As of May 18th, Duskers is now available on Steam, GOG and the Humble Store. If you haven’t already, check out the fantastic launch trailer by one Mr. Marlon Wiebe.
I am immensely proud of the work we put into this game, and it has been great working with Tim and the rest of the Misfits Attic team. The critical reception we’re seeing has been overwhelming, particularly when people are comparing my interface work to that of films I’ve idolized for most of my life (and were heavy inspirations for the game’s art direction, of course).
Here are some samples of the game’s final look, which ended up taking a very different course than my original concepts below.
“And the way it all looks. It’s one thing to make a game look like this, hooking into everyone’s current lust for “retro-futurism” or whatever it is we’re calling nostalgia now, but it’s another thing for the feel, atmosphere and mechanics of your game to perfectly match that style. This is something Duskers does unnaturally well.”
Rock Paper Shotgun
First off, I was thrilled earlier this year to get to work on a guest Steam card for the most excellent Escape Goat 2. Here it is in its glorious entirety, something that is sadly rather difficult to see in the Steam interface itself.
I’ve been somewhat enamored with the recent trend in papercraft-y, AO-shaded scenes being put out by folk like Timothy Reynolds, and wanted to do something in a similar style. It’s very liberating being able to concentrate just on form and not have to worry about UVs or texturing. I perhaps got a little carried away with the lighting.

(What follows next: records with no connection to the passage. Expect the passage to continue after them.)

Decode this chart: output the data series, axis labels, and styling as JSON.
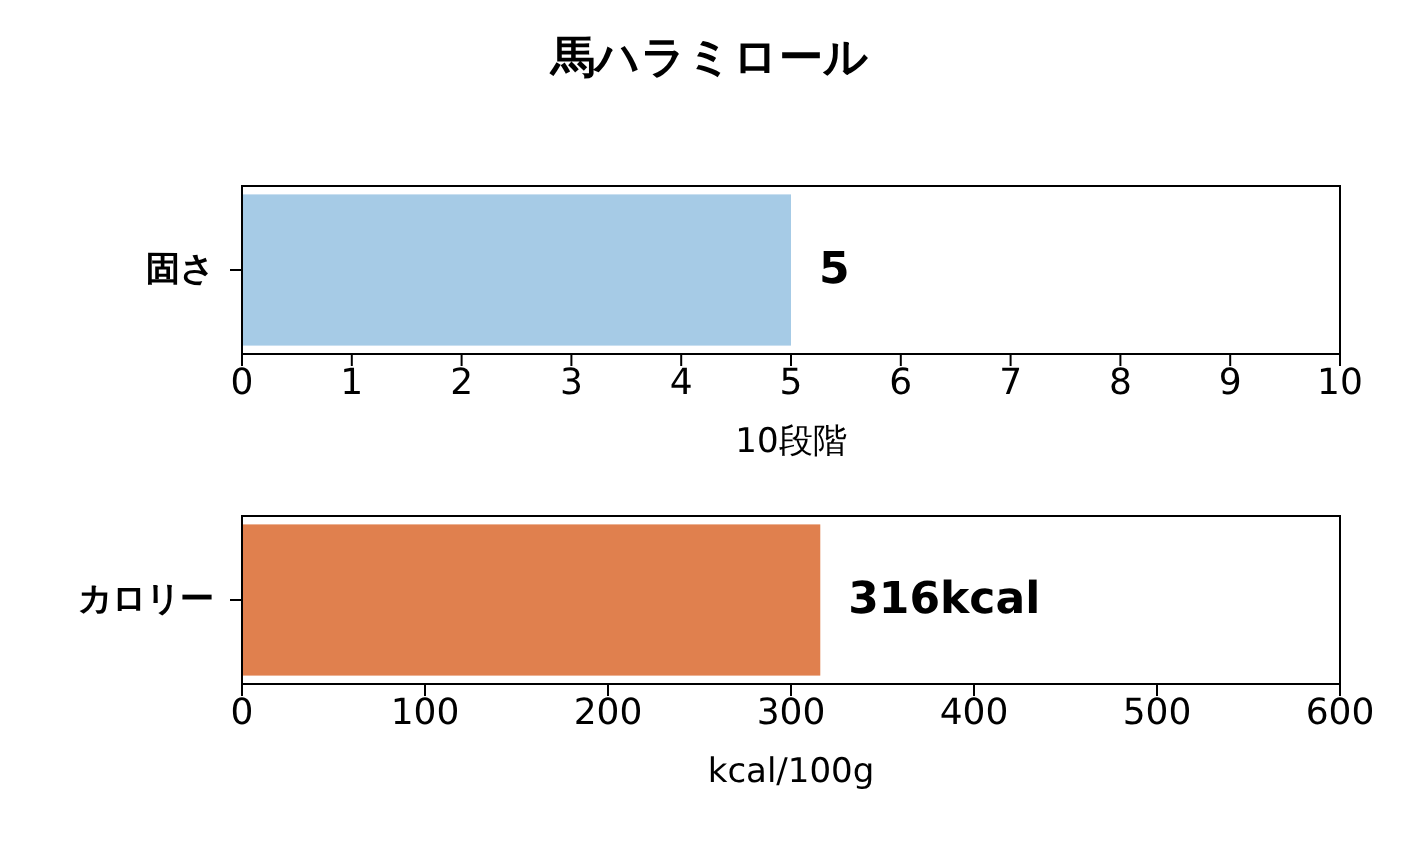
{
  "chart_data": [
    {
      "type": "bar",
      "title": "馬ハラミロール",
      "orientation": "horizontal",
      "categories": [
        "固さ"
      ],
      "values": [
        5
      ],
      "color": "#a6cbe6",
      "value_labels": [
        "5"
      ],
      "xlim": [
        0,
        10
      ],
      "xticks": [
        0,
        1,
        2,
        3,
        4,
        5,
        6,
        7,
        8,
        9,
        10
      ],
      "xlabel": "10段階"
    },
    {
      "type": "bar",
      "orientation": "horizontal",
      "categories": [
        "カロリー"
      ],
      "values": [
        316
      ],
      "color": "#e0804e",
      "value_labels": [
        "316kcal"
      ],
      "xlim": [
        0,
        600
      ],
      "xticks": [
        0,
        100,
        200,
        300,
        400,
        500,
        600
      ],
      "xlabel": "kcal/100g"
    }
  ]
}
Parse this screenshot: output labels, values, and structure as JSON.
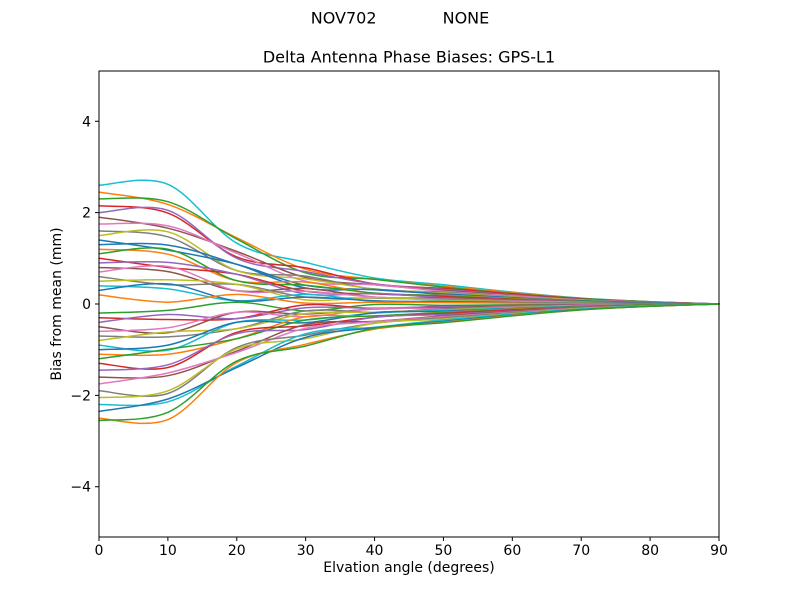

Second up, I’ve been working with Tim Keenan on his new high-concept space scavenger rogue-like, Duskers. I’ll likely be doing most of the art for this game so expect to see more from this in the future. For now, here’s a sample of the kind of mock-up stuff I’ve been doing so far.
Tim wants the player to be constantly guessing, for their first impressions of an object to be any number of things, so I was trying to incorporate some organic forms into the machinery.
To finish up, a little personal something. Actually this was a mock-up screen for a game with some tactical space combat that didn’t go anywhere. It wasn’t a huge effort, but I had fun knocking it out and might expand on it in the future. Would be fun to do a massive, 10,000 pixel wide scene with hundreds of ships and do a big print.
For the last 3 and a half years or so I’ve been working on a new game called Extrasolar. We’ll be launching into private beta in a few weeks and hopefully launching soon after. If you’d like to learn more about it, here’s an info page designed by me and coded up by master web man Volkan Ongun.
Pacific Rim is a movie I had been looking forward to, because giant robots fight monsters from space that are also from under the ocean, and overall I found the film enjoyable for said over-the-top fights and a few key scenes where Del Torro’s abilities shined – including one particularly haunting scene of a small child fleeing through the desolate streets of a city as it’s being mercilessly reduced to rubble by a pursuing gargantuan terror.
There’s something we need to talk about though, and it has to do with this headline I read in the week leading up to release:
“GUILLERMO DEL TORO TALKS ABOUT PACIFIC RIM’S FORMIDABLE FEMALE LEAD AND THE LACK OF A LOVE STORY” (link)
I better put this up real quick cause it’s about to get heavy:
Are you freakin’ kidding me?
Apparently what passes for a “strong female character” these days, according to the above article, is “not dressed slutty” and “doesn’t actually kiss or have sex with the male lead, despite oogling his hot bod through peepholes the entire movie.”
Here’s some facts about female lead Mako in this movie. 1. She is the only female character in an entire cast of dudes, short one redshirt who I think never spoke (maybe she said something Russian about “oh shit we are fucked?”), thus immediately failing the Bechdel test. 2. She spends the entire movie subservient to said dudes. She’s shorter, meeker, less experienced and oh right there’s that one scene where she just barely manages to defeat lead blonde-manly-dude in single combat, but remember it happens only after being given permission by her father figure. He’s not even metaphorically her father figure – it is later outright stated that he is her father figure.
Here’s some things that could have been done in this movie that might have earned it a real “strong female characters” label and, in this writer’s humble opinion, made for a better film overall.
- Replace any male character with a female in the same role. What if the Australians were a father-daughter team, or a mother-son? Wouldn’t their final sacrifice be that much more emotionally powerful? Del Torro says he made this film for his two daughters, why not show his daughters that they could grow up to be scientists, or the leader of a crack giant robot army?
- Have a mech that’s piloted by an all-woman crew. The triplets could have been that much more bad-ass.
- HAVE MAKO BE THE FINAL HERO. In the final sequence blonde-hero-bro goes full knight-in-shining-armor, diverts his remaining oxygen to Mako, and forces her to eject; going on by himself to nuke the shit out of alien-town and save humanity. What if these roles were reversed? Mako would suddenly become the strong hero she’s been striving to be the entire movie, instead of taking a backseat to the hero of every other scene prior.
The hero whom she adores. But don’t worry it’s not a love story. Especially not that “wait they’re not going to kiss?” embrace while she straddles his escape pod in that final scene.